Wayne Bradley and his family have called their plot of land on Corrales Road home for five generations.
The stretch of road was once used for agriculture. The people who lived there used septic tanks.
Times have changed and the village said the sewage system should too. But it’s going to cost a small group of residents and businesses.
"We're looking at $10-thousand dollars," said Bradley of what he estimates the new system will cost his family.
That’s just the cost for him to hook up to the new system.
The biggest problem is called the Corrales Road High Density Area. There are 125 businesses and residents along this stretch of road.
The village said their septic systems are deteriorating the groundwater. So the village has built its own sewer system called the Septic Tank Effluent Pump. It pumps wastewater from homes or businesses’ septic tanks to collection and transmission pipes and eventually to the Albuquerque Bernalillo County Water Utility Authority.
"I think it’s a safer, more sanitary, more modern condition," said Mayor Phil Gasteyer.
A draft ordinance asks the small group of residents to hook-up to the new system.
The cost could run in the thousands of dollars for them. But Gasteyer said this is not a done deal.

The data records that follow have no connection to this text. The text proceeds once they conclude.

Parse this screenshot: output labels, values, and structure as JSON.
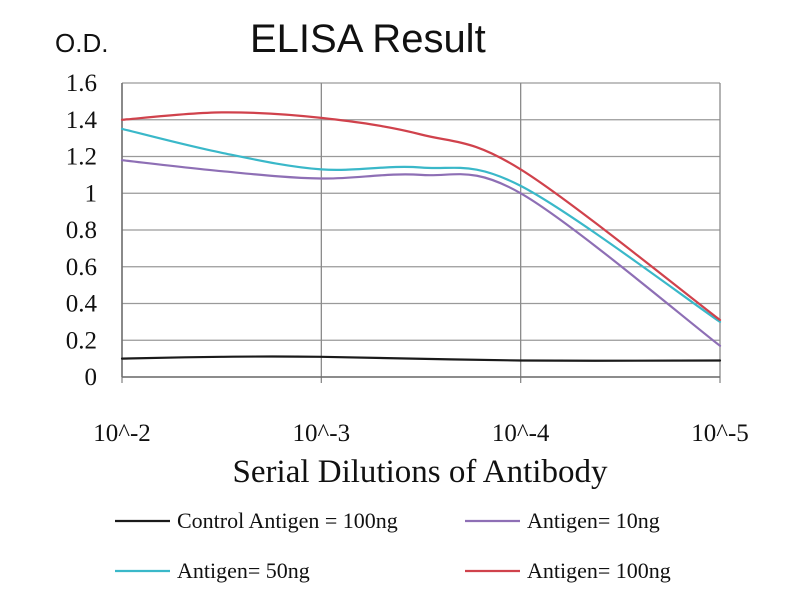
{
  "chart_data": {
    "type": "line",
    "title": "ELISA Result",
    "ylabel": "O.D.",
    "xlabel": "Serial Dilutions of Antibody",
    "categories": [
      "10^-2",
      "10^-3",
      "10^-4",
      "10^-5"
    ],
    "y_ticks": [
      "0",
      "0.2",
      "0.4",
      "0.6",
      "0.8",
      "1",
      "1.2",
      "1.4",
      "1.6"
    ],
    "ylim": [
      0,
      1.6
    ],
    "grid": true,
    "legend_position": "bottom",
    "series": [
      {
        "name": "Control Antigen = 100ng",
        "color": "#1a1a1a",
        "x": [
          0,
          0.5,
          1,
          2,
          3
        ],
        "values": [
          0.1,
          0.11,
          0.11,
          0.09,
          0.09
        ]
      },
      {
        "name": "Antigen= 10ng",
        "color": "#8e6fb5",
        "x": [
          0,
          0.5,
          1,
          1.5,
          2,
          3
        ],
        "values": [
          1.18,
          1.12,
          1.08,
          1.1,
          1.0,
          0.17
        ]
      },
      {
        "name": "Antigen= 50ng",
        "color": "#3ab8c9",
        "x": [
          0,
          0.5,
          1,
          1.5,
          2,
          3
        ],
        "values": [
          1.35,
          1.22,
          1.13,
          1.14,
          1.04,
          0.3
        ]
      },
      {
        "name": "Antigen= 100ng",
        "color": "#d0424c",
        "x": [
          0,
          0.5,
          1,
          1.5,
          2,
          3
        ],
        "values": [
          1.4,
          1.44,
          1.41,
          1.32,
          1.13,
          0.31
        ]
      }
    ]
  }
}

"We're trying to respond to the community's desires and needs and certainly on the table is making the hook-up optional rather than mandatory," Gasteyer said.
But Bradley argued that he has researched water quality tests for two years.
"We've been here for 60 years on the same septic system and we're still fine,” he said. “There's no proof the groundwater was bad they're just pushing this through for a cost putting a burden on people who are on social security."
"Hopefully we can all work together and reach some kind of compromise," said Gasteyer.
Bradley said he’ll continue to fight and is prepared to go to court. "I just believe it's a bridge to nowhere. In this case, it's a sewer for no one.”
Gasteyer said the village is looking at ways to help low-income residents deal with the cost, whatever it may be.
There will be a public information meeting on November 13 to discuss the plans.
The mayor said the village won’t make a final vote until the city council’s November 27 meeting.